Delaying CPP from 65 to 70 raises the lifetime monthly amount by 42%. Statistics Canada life expectancy at 65 is roughly 20+ years, which makes delaying mathematically attractive for most healthy 65-year-olds — but only if you have other income to bridge the gap.
Quick answer: Delay CPP to 70 if you’re healthy with savings and expect to live past 82. Take it at 65 if your health is poor or you have no other income to bridge from 65 to 70. The breakeven is roughly age 82 in nominal terms.
What this means: The 42% boost is for life and inflation-protected. The trade is five years of zero CPP from 65 to 70. People who can fund those five years from RRSP / RRIF / non-registered savings usually win by delaying.
What to do next: See the 65-vs-70 dollar amounts side by side with your actual estimate. Run the CPP calculator →
The 42% bonus
Each month past age 65, CPP increases by 0.7%. Sixty months × 0.7% = 42%. So a $1,433 age-65 pension becomes $2,035 if delayed to 70. The boost is permanent and inflation-indexed, just like the base amount.
Breakeven math
Compared to age 65:
- Delay to 70: skip 60 months of CPP, then receive 42% more for life
- Each month past 70: you make up 0.42 “months’ worth” of skipped payments
- Catch-up: 60 / 0.42 ≈ 143 months past 65 = age 76 years 11 months for the dollar-amount-only calculation
That’s the often-quoted “breakeven at 77.” The full picture is closer to 82 once you account for the time value of the early money (you could invest the age-65 payments) and inflation indexing on a larger base. Past 82, delay-to-70 wins clearly.
Why most healthy retirees should delay
- Life expectancy is your friend. Stats Canada life expectancy at age 65 is 84.7 (men) and 87.3 (women) on average. Half live past those ages.
- Inflation indexing compounds on a bigger base. A 2% CPI year increases the larger delayed-CPP amount by more dollars.
- Lifetime income protection. Delayed CPP is a higher floor of guaranteed income for life — useful insurance against running out of savings.

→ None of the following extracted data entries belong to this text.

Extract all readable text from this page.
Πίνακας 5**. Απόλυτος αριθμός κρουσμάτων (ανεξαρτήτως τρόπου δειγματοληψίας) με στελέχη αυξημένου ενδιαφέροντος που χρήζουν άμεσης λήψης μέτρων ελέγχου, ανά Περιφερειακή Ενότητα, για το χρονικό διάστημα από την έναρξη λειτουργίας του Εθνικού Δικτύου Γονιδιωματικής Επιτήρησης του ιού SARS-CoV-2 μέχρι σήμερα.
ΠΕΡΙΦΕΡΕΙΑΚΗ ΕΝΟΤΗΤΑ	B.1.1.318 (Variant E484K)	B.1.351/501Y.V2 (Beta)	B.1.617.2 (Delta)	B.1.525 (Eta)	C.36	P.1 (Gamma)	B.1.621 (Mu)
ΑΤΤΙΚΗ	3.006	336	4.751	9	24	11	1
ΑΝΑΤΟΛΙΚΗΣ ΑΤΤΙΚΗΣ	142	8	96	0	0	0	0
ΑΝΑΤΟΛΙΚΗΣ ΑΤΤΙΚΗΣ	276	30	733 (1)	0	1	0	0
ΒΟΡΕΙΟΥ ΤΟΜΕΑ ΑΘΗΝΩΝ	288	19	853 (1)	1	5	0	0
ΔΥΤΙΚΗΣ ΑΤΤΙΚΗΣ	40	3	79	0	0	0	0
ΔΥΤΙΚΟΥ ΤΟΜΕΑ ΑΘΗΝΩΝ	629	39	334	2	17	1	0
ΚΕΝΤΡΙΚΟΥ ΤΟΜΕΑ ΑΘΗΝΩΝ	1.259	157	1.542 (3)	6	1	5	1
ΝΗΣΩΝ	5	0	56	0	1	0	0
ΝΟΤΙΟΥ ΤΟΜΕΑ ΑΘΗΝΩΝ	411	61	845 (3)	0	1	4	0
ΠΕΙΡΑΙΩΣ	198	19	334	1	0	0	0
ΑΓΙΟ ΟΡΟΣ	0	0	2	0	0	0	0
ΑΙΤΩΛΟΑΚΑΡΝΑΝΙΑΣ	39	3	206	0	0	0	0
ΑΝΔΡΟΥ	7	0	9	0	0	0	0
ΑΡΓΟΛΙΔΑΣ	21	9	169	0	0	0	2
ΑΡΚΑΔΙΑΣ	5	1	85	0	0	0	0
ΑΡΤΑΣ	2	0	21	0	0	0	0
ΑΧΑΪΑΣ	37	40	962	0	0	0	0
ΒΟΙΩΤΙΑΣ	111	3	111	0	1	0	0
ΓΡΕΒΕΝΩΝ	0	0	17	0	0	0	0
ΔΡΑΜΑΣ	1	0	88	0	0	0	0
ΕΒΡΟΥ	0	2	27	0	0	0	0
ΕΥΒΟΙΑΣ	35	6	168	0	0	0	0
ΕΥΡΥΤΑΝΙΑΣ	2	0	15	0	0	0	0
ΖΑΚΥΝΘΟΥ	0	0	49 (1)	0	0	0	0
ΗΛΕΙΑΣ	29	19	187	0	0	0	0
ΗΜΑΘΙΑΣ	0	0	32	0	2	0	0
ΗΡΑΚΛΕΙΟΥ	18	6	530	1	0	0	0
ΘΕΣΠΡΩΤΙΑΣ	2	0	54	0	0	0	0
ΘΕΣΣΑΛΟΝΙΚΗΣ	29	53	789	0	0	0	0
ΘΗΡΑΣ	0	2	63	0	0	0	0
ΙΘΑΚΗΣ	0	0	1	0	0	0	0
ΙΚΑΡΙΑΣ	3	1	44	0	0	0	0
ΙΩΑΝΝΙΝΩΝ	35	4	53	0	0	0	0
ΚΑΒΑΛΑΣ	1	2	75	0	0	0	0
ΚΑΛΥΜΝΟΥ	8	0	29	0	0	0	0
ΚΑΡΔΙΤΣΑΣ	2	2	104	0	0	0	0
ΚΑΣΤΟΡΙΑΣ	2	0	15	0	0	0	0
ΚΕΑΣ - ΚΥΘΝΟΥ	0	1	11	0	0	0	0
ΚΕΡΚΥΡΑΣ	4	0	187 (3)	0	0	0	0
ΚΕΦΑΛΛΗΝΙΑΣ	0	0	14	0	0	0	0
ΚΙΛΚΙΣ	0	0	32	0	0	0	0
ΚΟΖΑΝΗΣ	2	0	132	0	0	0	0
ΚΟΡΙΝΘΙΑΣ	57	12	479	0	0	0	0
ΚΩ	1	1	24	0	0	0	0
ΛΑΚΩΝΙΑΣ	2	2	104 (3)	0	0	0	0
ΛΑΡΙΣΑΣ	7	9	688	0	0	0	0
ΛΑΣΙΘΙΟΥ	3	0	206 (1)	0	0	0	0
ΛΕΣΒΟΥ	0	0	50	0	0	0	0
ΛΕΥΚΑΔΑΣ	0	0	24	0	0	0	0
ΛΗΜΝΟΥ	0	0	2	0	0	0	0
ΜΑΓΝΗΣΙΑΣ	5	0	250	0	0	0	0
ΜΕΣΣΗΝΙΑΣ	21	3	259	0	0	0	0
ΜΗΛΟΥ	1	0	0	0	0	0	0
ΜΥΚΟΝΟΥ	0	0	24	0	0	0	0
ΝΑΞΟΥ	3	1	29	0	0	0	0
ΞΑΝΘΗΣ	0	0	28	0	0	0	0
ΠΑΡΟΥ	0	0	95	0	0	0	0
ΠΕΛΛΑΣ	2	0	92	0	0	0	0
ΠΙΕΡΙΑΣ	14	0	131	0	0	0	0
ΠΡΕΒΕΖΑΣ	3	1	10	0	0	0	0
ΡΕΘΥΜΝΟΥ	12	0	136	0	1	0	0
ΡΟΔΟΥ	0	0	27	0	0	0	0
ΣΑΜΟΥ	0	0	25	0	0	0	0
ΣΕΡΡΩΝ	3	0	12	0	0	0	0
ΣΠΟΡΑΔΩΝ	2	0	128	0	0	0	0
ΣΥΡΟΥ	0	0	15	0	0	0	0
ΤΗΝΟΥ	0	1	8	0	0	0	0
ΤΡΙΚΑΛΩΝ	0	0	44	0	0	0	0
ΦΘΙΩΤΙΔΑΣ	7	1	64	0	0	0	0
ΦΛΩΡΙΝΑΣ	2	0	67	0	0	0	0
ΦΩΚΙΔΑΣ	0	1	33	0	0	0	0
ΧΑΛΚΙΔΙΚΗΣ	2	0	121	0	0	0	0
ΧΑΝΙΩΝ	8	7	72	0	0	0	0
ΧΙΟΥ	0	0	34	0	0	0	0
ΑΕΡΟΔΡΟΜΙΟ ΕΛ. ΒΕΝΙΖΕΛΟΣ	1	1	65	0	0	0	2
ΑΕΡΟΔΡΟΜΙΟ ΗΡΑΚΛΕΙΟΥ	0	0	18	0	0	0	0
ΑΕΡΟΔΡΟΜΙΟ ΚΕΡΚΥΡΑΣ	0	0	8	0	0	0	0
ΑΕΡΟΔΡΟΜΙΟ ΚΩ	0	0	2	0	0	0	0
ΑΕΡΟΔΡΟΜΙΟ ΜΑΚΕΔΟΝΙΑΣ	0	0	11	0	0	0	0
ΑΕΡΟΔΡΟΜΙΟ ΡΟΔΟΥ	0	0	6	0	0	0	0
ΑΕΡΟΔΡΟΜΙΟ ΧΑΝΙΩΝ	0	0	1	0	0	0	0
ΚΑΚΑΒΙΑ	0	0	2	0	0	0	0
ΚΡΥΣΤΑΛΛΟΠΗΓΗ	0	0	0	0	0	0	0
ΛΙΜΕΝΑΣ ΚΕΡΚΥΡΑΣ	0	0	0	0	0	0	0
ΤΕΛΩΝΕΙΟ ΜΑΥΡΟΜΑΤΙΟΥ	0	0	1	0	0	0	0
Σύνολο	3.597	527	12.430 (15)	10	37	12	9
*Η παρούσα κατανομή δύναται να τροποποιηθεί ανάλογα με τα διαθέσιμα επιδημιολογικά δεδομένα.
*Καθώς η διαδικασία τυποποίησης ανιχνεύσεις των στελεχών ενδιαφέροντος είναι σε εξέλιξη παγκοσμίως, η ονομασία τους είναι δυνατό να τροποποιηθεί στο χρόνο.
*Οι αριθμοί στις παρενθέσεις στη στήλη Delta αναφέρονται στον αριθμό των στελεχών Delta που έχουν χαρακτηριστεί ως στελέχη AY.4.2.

- OAS pairs with it. Delaying OAS to 70 also adds 36% (0.6%/month). The combined effect on lifetime guaranteed income is substantial.
When delaying doesn’t win
- Poor health or family history. If life expectancy is below ~80, take it at 65.
- No bridge income. If you have no RRSP / RRIF / TFSA to fund 65-70, you can’t afford to skip CPP for five years.
- OAS clawback risk. If your RRIF will already push you over the clawback threshold, adding 42% more CPP at 70 makes the problem worse, not better.
The RRSP-first strategy
The most common way to make the 65-70 bridge work: draw the RRSP down between 65 and 70, delay CPP to 70, then live mostly off CPP+OAS+modest RRIF after 70. This converts the RRSP at lower marginal rates (no CPP / OAS yet to stack), then locks in the maxed-out CPP+OAS for life.
Walk-through in RRSP to RRIF strategy before CPP and OAS.
Worked example
James qualifies for the 2026 CPP maximum at age 65 ($1,433/month). He has $300,000 in an RRSP, no defined-benefit pension, and is healthy at 65.
| Strategy | 65-70 income source | CPP from 70 | Lifetime CPP to age 90 |
|---|---|---|---|
| Take CPP at 65 | CPP + RRSP draw | $1,433/mo continues | $429,900 |
| Delay CPP to 70 | RRSP draw (~$60K/yr × 5) | $2,035/mo | $488,400 |
James lives to 90: delay-to-70 wins by ~$58,500 in CPP dollars, plus the lower-bracket RRSP drawdown saves another ~$15-25K in income tax. Combined gain: ~$75-85K. The bet only loses if James dies before about 82.
Frequently asked questions
- How much does CPP increase if I delay to 70?
- 42% more than the age-65 amount, for life. That's 0.7% per month past 65, capped at 60 months.
- What's the breakeven for delaying CPP to 70?
- Roughly age 82. Past that, delaying wins on lifetime dollars; below, age 65 wins. The dollar-amount-only breakeven is closer to 77.
- Can I afford to delay CPP if I'm 65 with no savings?
- Probably not. Without RRSP, RRIF, or other savings to bridge 65-70, taking CPP at 65 is the practical choice.
- Does CPP at 70 trigger OAS clawback?
- It can, if combined with significant RRIF income above the clawback threshold. The threshold is about $90,997 of net income (2024, indexed).
- What's the maximum CPP at age 70 in 2026?
- Approximately $2,035 per month if you qualify for the 2026 max at 65 ($1,433) and delay to 70 with the 42% boost.
- Can I delay past 70?
- No. The CPP deferral bonus caps at age 70. Delaying past 70 produces no further increase.